Just to avoid confusion, I’d like to clarify that the custom button card normally scales quite well. It’s the way I am using it in my template based on a font size that is causing the scaling challenges. My normal use of this template is an overlay on a picture elements card, so the relative scaling isn’t an issue.
hey @ktownsend-personal these look amazing. I’m pretty new to home assistant and was wondering if you had any step by step out there on how you do these? I would love to mimic your pool one in particular
@scautomation, my post in this thread on January 12th has a link to my post about the pool UI. There is a lot going on in that UI, but it’s basically a picture elements card with other cards positioned on it.
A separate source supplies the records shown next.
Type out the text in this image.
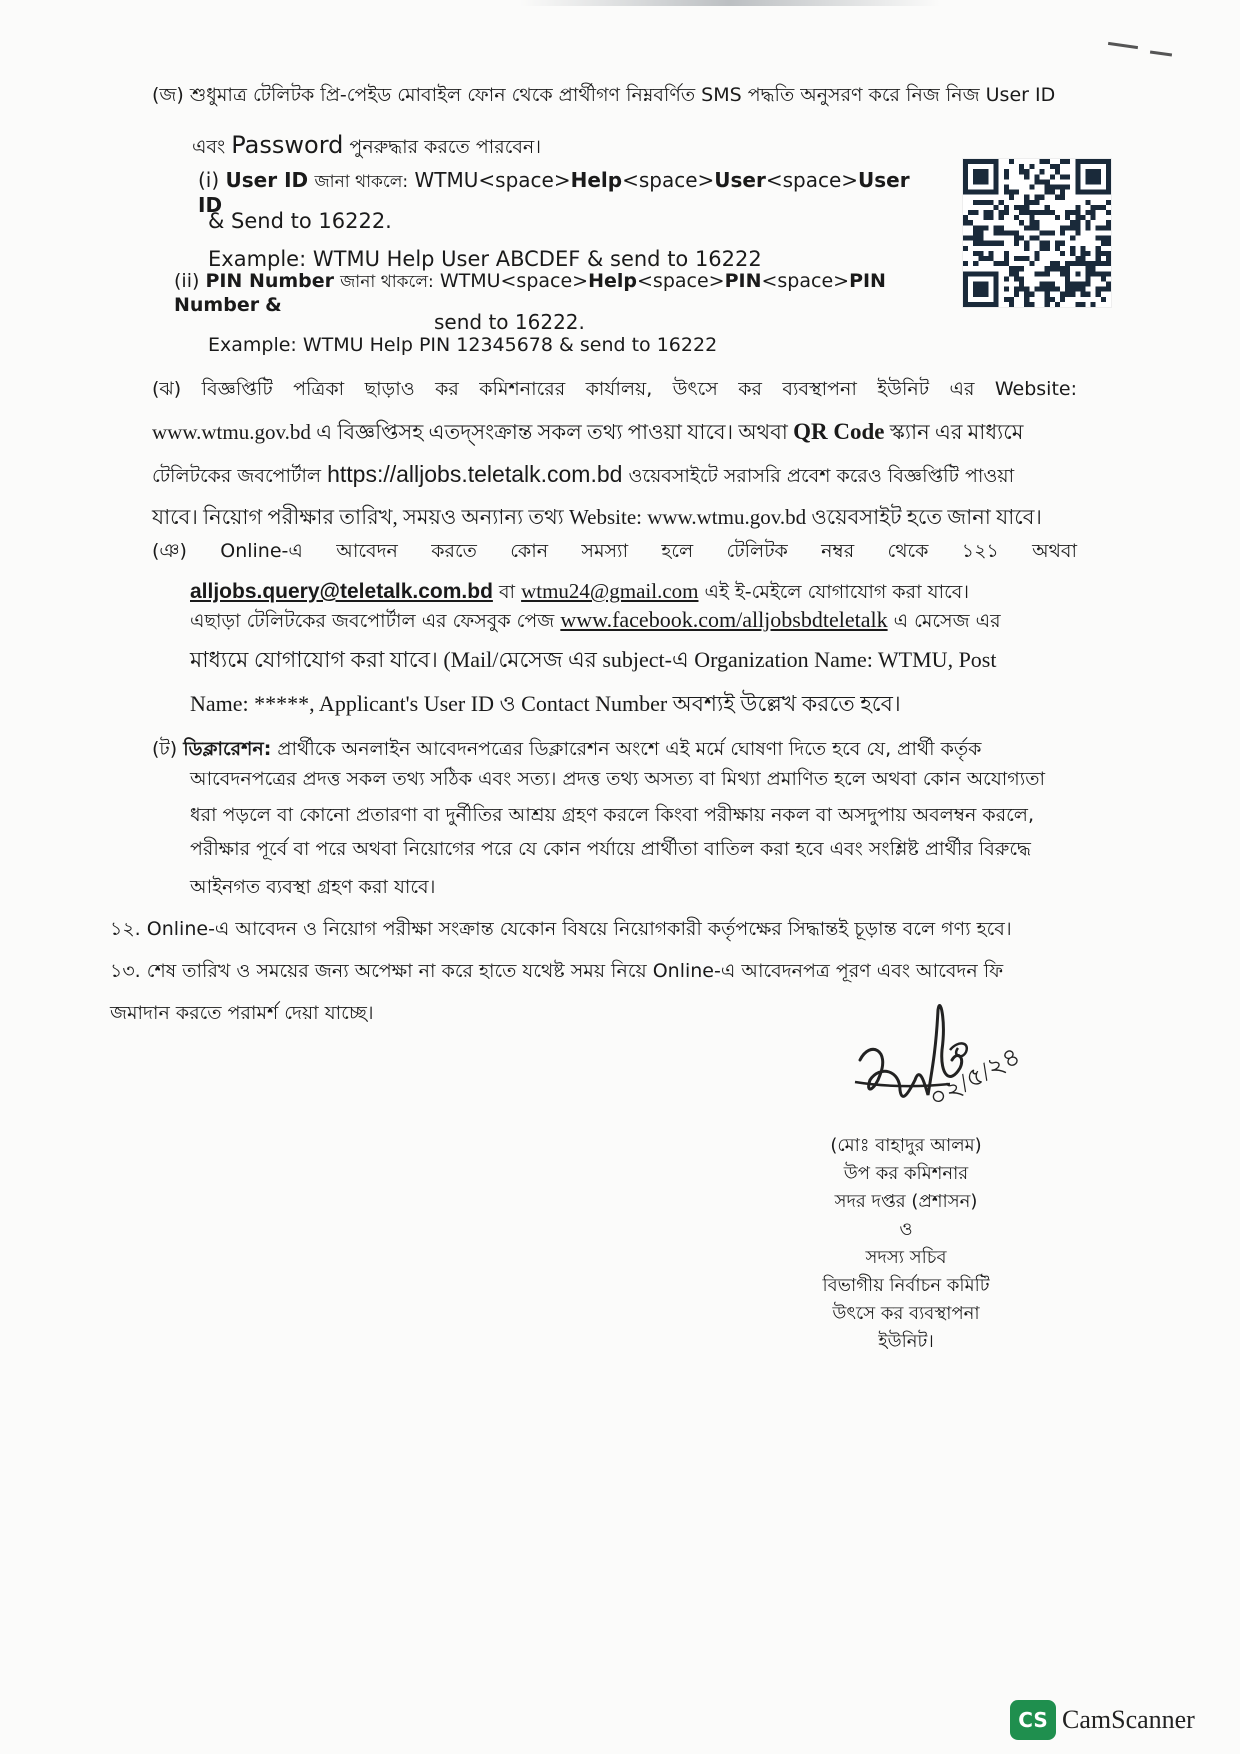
(জ) শুধুমাত্র টেলিটক প্রি-পেইড মোবাইল ফোন থেকে প্রার্থীগণ নিম্নবর্ণিত SMS পদ্ধতি অনুসরণ করে নিজ নিজ User ID
এবং Password পুনরুদ্ধার করতে পারবেন।
(i) User ID জানা থাকলে: WTMU<space>Help<space>User<space>User ID
& Send to 16222.
Example: WTMU Help User ABCDEF & send to 16222
(ii) PIN Number জানা থাকলে: WTMU<space>Help<space>PIN<space>PIN Number &
send to 16222.
Example: WTMU Help PIN 12345678 & send to 16222
(ঝ) বিজ্ঞপ্তিটি পত্রিকা ছাড়াও কর কমিশনারের কার্যালয়, উৎসে কর ব্যবস্থাপনা ইউনিট এর Website:
www.wtmu.gov.bd এ বিজ্ঞপ্তিসহ এতদ্‌সংক্রান্ত সকল তথ্য পাওয়া যাবে। অথবা QR Code স্ক্যান এর মাধ্যমে
টেলিটকের জবপোর্টাল https://alljobs.teletalk.com.bd ওয়েবসাইটে সরাসরি প্রবেশ করেও বিজ্ঞপ্তিটি পাওয়া
যাবে। নিয়োগ পরীক্ষার তারিখ, সময়ও অন্যান্য তথ্য Website: www.wtmu.gov.bd ওয়েবসাইট হতে জানা যাবে।
(ঞ) Online-এ আবেদন করতে কোন সমস্যা হলে টেলিটক নম্বর থেকে ১২১ অথবা
alljobs.query@teletalk.com.bd বা wtmu24@gmail.com এই ই-মেইলে যোগাযোগ করা যাবে।
এছাড়া টেলিটকের জবপোর্টাল এর ফেসবুক পেজ www.facebook.com/alljobsbdteletalk এ মেসেজ এর
মাধ্যমে যোগাযোগ করা যাবে। (Mail/মেসেজ এর subject-এ Organization Name: WTMU, Post
Name: *****, Applicant's User ID ও Contact Number অবশ্যই উল্লেখ করতে হবে।
(ট) ডিক্লারেশন: প্রার্থীকে অনলাইন আবেদনপত্রের ডিক্লারেশন অংশে এই মর্মে ঘোষণা দিতে হবে যে, প্রার্থী কর্তৃক
আবেদনপত্রের প্রদত্ত সকল তথ্য সঠিক এবং সত্য। প্রদত্ত তথ্য অসত্য বা মিথ্যা প্রমাণিত হলে অথবা কোন অযোগ্যতা
ধরা পড়লে বা কোনো প্রতারণা বা দুর্নীতির আশ্রয় গ্রহণ করলে কিংবা পরীক্ষায় নকল বা অসদুপায় অবলম্বন করলে,
পরীক্ষার পূর্বে বা পরে অথবা নিয়োগের পরে যে কোন পর্যায়ে প্রার্থীতা বাতিল করা হবে এবং সংশ্লিষ্ট প্রার্থীর বিরুদ্ধে
আইনগত ব্যবস্থা গ্রহণ করা যাবে।
১২. Online-এ আবেদন ও নিয়োগ পরীক্ষা সংক্রান্ত যেকোন বিষয়ে নিয়োগকারী কর্তৃপক্ষের সিদ্ধান্তই চূড়ান্ত বলে গণ্য হবে।
১৩. শেষ তারিখ ও সময়ের জন্য অপেক্ষা না করে হাতে যথেষ্ট সময় নিয়ে Online-এ আবেদনপত্র পূরণ এবং আবেদন ফি
জমাদান করতে পরামর্শ দেয়া যাচ্ছে।
০২/৫/২৪
(মোঃ বাহাদুর আলম)
উপ কর কমিশনার
সদর দপ্তর (প্রশাসন)
ও
সদস্য সচিব
বিভাগীয় নির্বাচন কমিটি
উৎসে কর ব্যবস্থাপনা ইউনিট।
CS CamScanner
I finally got around to working on this. You spend a lot of time on the design which is amazing. One part doesn’t work with me though which I would like. The fact when a HVAC is working that you see an animation of the fan like in example 1. What do i need to do to make this work ?
I assume this part of the code makes it work or not
state:
- id: value_any
operator: "!="
value: all
spin: true
...
- display: >-
[[[ return entity.attributes.fan_state &&
entity.attributes.fan_state == 1 ? "block" : "none" ]]]
it would be great to understand what these parts of the code do, so i can adjust them accordingly.
Regards,
Jens
@Jens_Wymeersch, that’s the right spot. The logic in - display:
is showing (block
) or hiding (none
) the icon based on whether the thermostat is reporting that the blower is on. For my thermostat, that’s a fan_state
attribute. It might be a different attribute on your thermostat, or it might use a different value to indicate on/off, or your thermostat might not have an attribute for the blower. You can modify that to use a different attribute or state value.
Keith, thanks for your quick reply. I understand what you say, but I don’t understand the coding logic. Can you please explain me in plain English what this code block means and what I should change ?
@ktownsend-personal I’m already on the way to simplifying the design a little. I’ll send the code shortly. I want all my buttons to be of a similar size and look&feel.
The syntax I had used in the template is a ternary, which returns either what’s after the ?
or the :
depending on whether the first part is true or false. Here is a page about it: Conditional (ternary) operator - JavaScript | MDN
Here is the same logic, but formatted as a standard if/else, and explicitly comparing the first part to undefined
instead of the shorthand that treats an undefined value as false:
if (entity.attributes.fan_state != undefined && entity.attributes.fan_state == 1)
return "block";
else
return "none";
Thank you so much for the clarification !
Please have a look at what I’ve done. I’m stuck with the changing of the mode. Can you please advise?
@Plaatjesdraaier I’ve reworked the code from Keith to a card. You can find it here Lovelace: Button card - #5538 by Jens_Wymeersch.